The Centers for Disease Control and Prevention did release those guidelines on Friday, and the organization advised it was “critical” for schools to begin reopening and to stay open.
“Evidence suggests that many K-12 schools that have strictly implemented mitigation strategies have been able to safely open for in-person instruction and remain open,” the CDC report said. The guidelines offered a way to resume education for students that was more or less in line with what experts told The Times.
Masks, distancing and vaccines, when available, were all recommended. One bit of interesting information from the CDC, however, regards the multiple mentions of the negative mental health effects all of these closures have had on students.
The CDC argued that schools “help to mitigate health disparities by providing critical services including school meal programs and facilitate access to social, physical, behavioral, and mental health services.”
“Many students are either missing or have had interruptions in these services due to school building closures and virtual and hybrid learning,” the website said.
“Safe in-person schooling can also offset the negative social, emotional, and mental health impacts of prolonged virtual learning. Minimizing the risk of spread during extracurricular activities and social gatherings outside of school can help maintain in-person instruction.”
The CDC has an interest in the mental health of students, which signals that depression and loneliness are potentially larger threats than COVID-19. Essentially the expansive guidelines concluded that every measure should be taken to return kids to in-person learning, as they’re being psychologically tormented.
Meanwhile, the CDC recommended schools utilize the same mitigation efforts that have been used for nearly a year now to attempt to slow down infection rates.
The 175 experts surveyed in The Times study were also asked another eye-opening question: “Who Needs a Vaccine Before Things Can Go Back to Normal?”
By “normal,” assumedly the question means normal normal — a time before the COVID nightmare forced a generation of children to lose a year that can never be recovered.
A shocking minority amount of those surveyed, 9 percent, said no vaccines were needed to get back to normal.
The number is small, but still, these people are experts. That’s a surprising number of pediatric infectious disease experts who are OK with getting things back to normal right now with no precautions or mitigation efforts.
That’s information that can’t be discounted.

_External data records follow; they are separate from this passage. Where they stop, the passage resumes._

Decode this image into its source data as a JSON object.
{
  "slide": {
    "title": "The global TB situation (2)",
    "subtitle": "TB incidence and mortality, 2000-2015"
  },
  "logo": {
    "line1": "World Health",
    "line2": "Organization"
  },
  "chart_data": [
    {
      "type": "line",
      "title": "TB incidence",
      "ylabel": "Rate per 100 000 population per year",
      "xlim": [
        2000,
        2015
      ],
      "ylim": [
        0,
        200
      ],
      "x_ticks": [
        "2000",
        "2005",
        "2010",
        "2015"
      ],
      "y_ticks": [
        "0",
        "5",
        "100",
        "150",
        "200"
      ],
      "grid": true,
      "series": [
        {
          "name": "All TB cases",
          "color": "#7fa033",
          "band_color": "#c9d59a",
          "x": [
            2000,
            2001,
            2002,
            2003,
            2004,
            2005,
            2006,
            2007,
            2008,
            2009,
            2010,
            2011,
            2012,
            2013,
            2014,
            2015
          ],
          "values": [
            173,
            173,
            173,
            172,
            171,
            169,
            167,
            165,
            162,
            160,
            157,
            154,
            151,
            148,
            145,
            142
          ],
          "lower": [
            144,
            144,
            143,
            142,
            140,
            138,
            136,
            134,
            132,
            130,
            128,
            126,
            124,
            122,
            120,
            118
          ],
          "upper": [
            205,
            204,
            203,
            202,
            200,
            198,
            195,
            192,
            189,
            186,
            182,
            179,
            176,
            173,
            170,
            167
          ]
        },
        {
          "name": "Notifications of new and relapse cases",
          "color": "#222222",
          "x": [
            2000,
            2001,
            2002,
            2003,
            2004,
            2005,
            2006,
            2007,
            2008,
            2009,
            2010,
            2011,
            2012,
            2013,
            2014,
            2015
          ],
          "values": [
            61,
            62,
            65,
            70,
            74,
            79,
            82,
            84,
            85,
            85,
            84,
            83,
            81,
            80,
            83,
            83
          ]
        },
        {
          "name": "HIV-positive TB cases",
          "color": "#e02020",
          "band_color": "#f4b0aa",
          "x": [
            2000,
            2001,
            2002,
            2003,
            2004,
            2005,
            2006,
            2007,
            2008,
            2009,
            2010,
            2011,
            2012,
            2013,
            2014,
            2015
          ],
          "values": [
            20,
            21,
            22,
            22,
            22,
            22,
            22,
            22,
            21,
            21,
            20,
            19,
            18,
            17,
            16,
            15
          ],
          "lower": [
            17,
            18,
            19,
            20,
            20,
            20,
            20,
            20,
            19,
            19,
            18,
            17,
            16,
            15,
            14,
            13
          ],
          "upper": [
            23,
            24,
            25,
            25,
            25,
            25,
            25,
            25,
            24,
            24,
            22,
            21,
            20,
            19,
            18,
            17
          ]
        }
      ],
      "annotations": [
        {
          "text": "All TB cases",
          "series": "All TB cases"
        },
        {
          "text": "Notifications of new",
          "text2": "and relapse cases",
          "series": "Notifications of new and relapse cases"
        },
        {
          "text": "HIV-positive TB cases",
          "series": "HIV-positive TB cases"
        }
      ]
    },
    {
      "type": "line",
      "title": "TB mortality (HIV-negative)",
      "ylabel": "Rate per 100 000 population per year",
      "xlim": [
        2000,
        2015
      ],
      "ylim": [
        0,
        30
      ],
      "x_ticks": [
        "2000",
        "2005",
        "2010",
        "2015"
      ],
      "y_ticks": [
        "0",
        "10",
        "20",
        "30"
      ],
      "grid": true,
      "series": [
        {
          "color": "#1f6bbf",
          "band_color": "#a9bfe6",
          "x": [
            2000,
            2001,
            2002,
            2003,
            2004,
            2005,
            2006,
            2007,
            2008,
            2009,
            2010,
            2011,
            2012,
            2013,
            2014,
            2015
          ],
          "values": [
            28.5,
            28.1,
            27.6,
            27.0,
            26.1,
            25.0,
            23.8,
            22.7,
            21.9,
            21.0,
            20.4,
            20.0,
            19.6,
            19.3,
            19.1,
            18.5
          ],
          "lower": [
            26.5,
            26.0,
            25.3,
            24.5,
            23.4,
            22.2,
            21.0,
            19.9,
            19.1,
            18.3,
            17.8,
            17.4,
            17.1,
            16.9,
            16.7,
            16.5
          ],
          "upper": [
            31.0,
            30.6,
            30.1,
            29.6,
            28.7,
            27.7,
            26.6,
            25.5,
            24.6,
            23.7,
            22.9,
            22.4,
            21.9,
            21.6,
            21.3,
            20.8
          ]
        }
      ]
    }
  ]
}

A majority, 53 percent, said that all students and teachers should be vaccinated before the masks can be discarded. A commended 18 percent said adults in either schools or in the community should be vaccinated, while the remaining 21 percent advocated for high school students and adults to be vaccinated before a return to pre-pandemic learning.
When combined, the science is telling us to get back to some degree of normalcy by opening schools again. The only question: Will Biden and other Democrats finally listen to science?